Stände- und Erziehungswesen im 18. Jahrhundert
In diesem Kapitel wird der historische Hintergrund des Dramas beleuchtet, indem das Stände- und Erziehungswesen im 18. Jahrhundert erläutert wird. Die Autorin beschreibt die starre Gesellschaftsordnung, die durch die Geburt bestimmt war, sowie den Einfluss der Aufklärung auf die Bildungsdiskussionen der Zeit.
Gesellschaftskritik im „Hofmeister“
Der dritte Teil der Arbeit widmet sich der Analyse von Lenz' Kritik an der Gesellschaft in „Der Hofmeister“. Es werden verschiedene Aspekte des Dramas beleuchtet, darunter die Frage nach der Gattungszugehörigkeit, die Namenswahl und die Darstellung des Hofmeisters Hermann Läuffer.

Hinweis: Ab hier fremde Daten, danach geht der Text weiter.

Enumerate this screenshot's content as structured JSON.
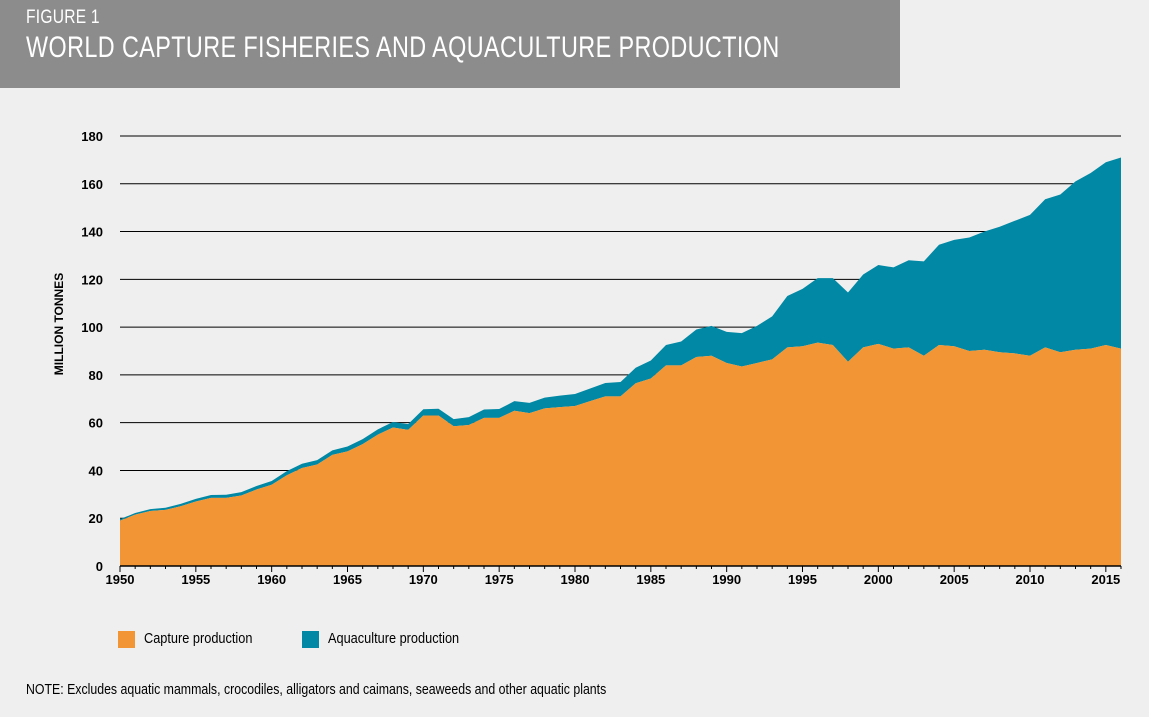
{
  "figure": {
    "label": "FIGURE 1",
    "title": "WORLD CAPTURE FISHERIES AND AQUACULTURE PRODUCTION"
  },
  "note": "NOTE: Excludes aquatic mammals, crocodiles, alligators and caimans, seaweeds and other aquatic plants",
  "chart_data": {
    "type": "area",
    "stacked": true,
    "title": "WORLD CAPTURE FISHERIES AND AQUACULTURE PRODUCTION",
    "ylabel": "MILLION TONNES",
    "xlabel": "",
    "ylim": [
      0,
      180
    ],
    "xlim": [
      1950,
      2016
    ],
    "y_ticks": [
      0,
      20,
      40,
      60,
      80,
      100,
      120,
      140,
      160,
      180
    ],
    "x_ticks": [
      1950,
      1955,
      1960,
      1965,
      1970,
      1975,
      1980,
      1985,
      1990,
      1995,
      2000,
      2005,
      2010,
      2015
    ],
    "grid": "horizontal",
    "legend_position": "bottom-left",
    "x": [
      1950,
      1951,
      1952,
      1953,
      1954,
      1955,
      1956,
      1957,
      1958,
      1959,
      1960,
      1961,
      1962,
      1963,
      1964,
      1965,
      1966,
      1967,
      1968,
      1969,
      1970,
      1971,
      1972,
      1973,
      1974,
      1975,
      1976,
      1977,
      1978,
      1979,
      1980,
      1981,
      1982,
      1983,
      1984,
      1985,
      1986,
      1987,
      1988,
      1989,
      1990,
      1991,
      1992,
      1993,
      1994,
      1995,
      1996,
      1997,
      1998,
      1999,
      2000,
      2001,
      2002,
      2003,
      2004,
      2005,
      2006,
      2007,
      2008,
      2009,
      2010,
      2011,
      2012,
      2013,
      2014,
      2015,
      2016
    ],
    "series": [
      {
        "name": "Capture production",
        "color": "#f19535",
        "values": [
          19,
          21.5,
          23,
          23.5,
          25,
          27,
          28.5,
          28.5,
          29.5,
          32,
          34,
          38,
          41,
          42.5,
          46.5,
          48,
          51,
          55,
          58,
          57,
          63,
          63,
          58.5,
          59,
          62,
          62,
          65,
          64,
          66,
          66.5,
          67,
          69,
          71,
          71,
          76.5,
          78.5,
          84,
          84,
          87.5,
          88,
          85,
          83.5,
          85,
          86.5,
          91.5,
          92,
          93.5,
          92.5,
          85.5,
          91.5,
          93,
          91,
          91.5,
          88,
          92.5,
          92,
          90,
          90.5,
          89.5,
          89,
          88,
          91.5,
          89.5,
          90.5,
          91,
          92.5,
          91
        ]
      },
      {
        "name": "Aquaculture production",
        "color": "#0088a4",
        "values": [
          0.6,
          0.7,
          0.8,
          0.9,
          1,
          1.1,
          1.2,
          1.3,
          1.4,
          1.5,
          1.6,
          1.7,
          1.8,
          1.8,
          1.9,
          2,
          2.1,
          2.2,
          2.3,
          2.4,
          2.6,
          2.8,
          3,
          3.3,
          3.5,
          3.7,
          4,
          4.3,
          4.5,
          4.8,
          5,
          5.3,
          5.6,
          6,
          6.5,
          7.5,
          8.5,
          10,
          11.5,
          12.5,
          13,
          14,
          15.5,
          18,
          21.5,
          24,
          27,
          28,
          29,
          30.5,
          33,
          34,
          36.5,
          39.5,
          42,
          44.5,
          47.5,
          49.5,
          52.5,
          55.5,
          59,
          62,
          66,
          70.5,
          73.5,
          76.5,
          80
        ]
      }
    ]
  }
}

Der Erziehungsdiskurs im Hofmeister
Das Kapitel befasst sich mit dem Erziehungskonzept, das im „Hofmeister“ dargestellt wird. Die Autorin untersucht, wie Lenz die Beziehung zwischen Lehrer und Schüler, die Rolle der Bildung und die Aussichten auf eine individuelle Selbstentfaltung in einem starren gesellschaftlichen Kontext thematisiert.
Schlüsselwörter
Die zentralen Schlüsselwörter der Arbeit sind: „Der Hofmeister“, J.M.R. Lenz, Gesellschaftskritik, Ständeordnung, Erziehungswesen, Bildung, Selbstentfaltung, bürgerlicher Intellektueller, Tragödie, Komödie, Drama.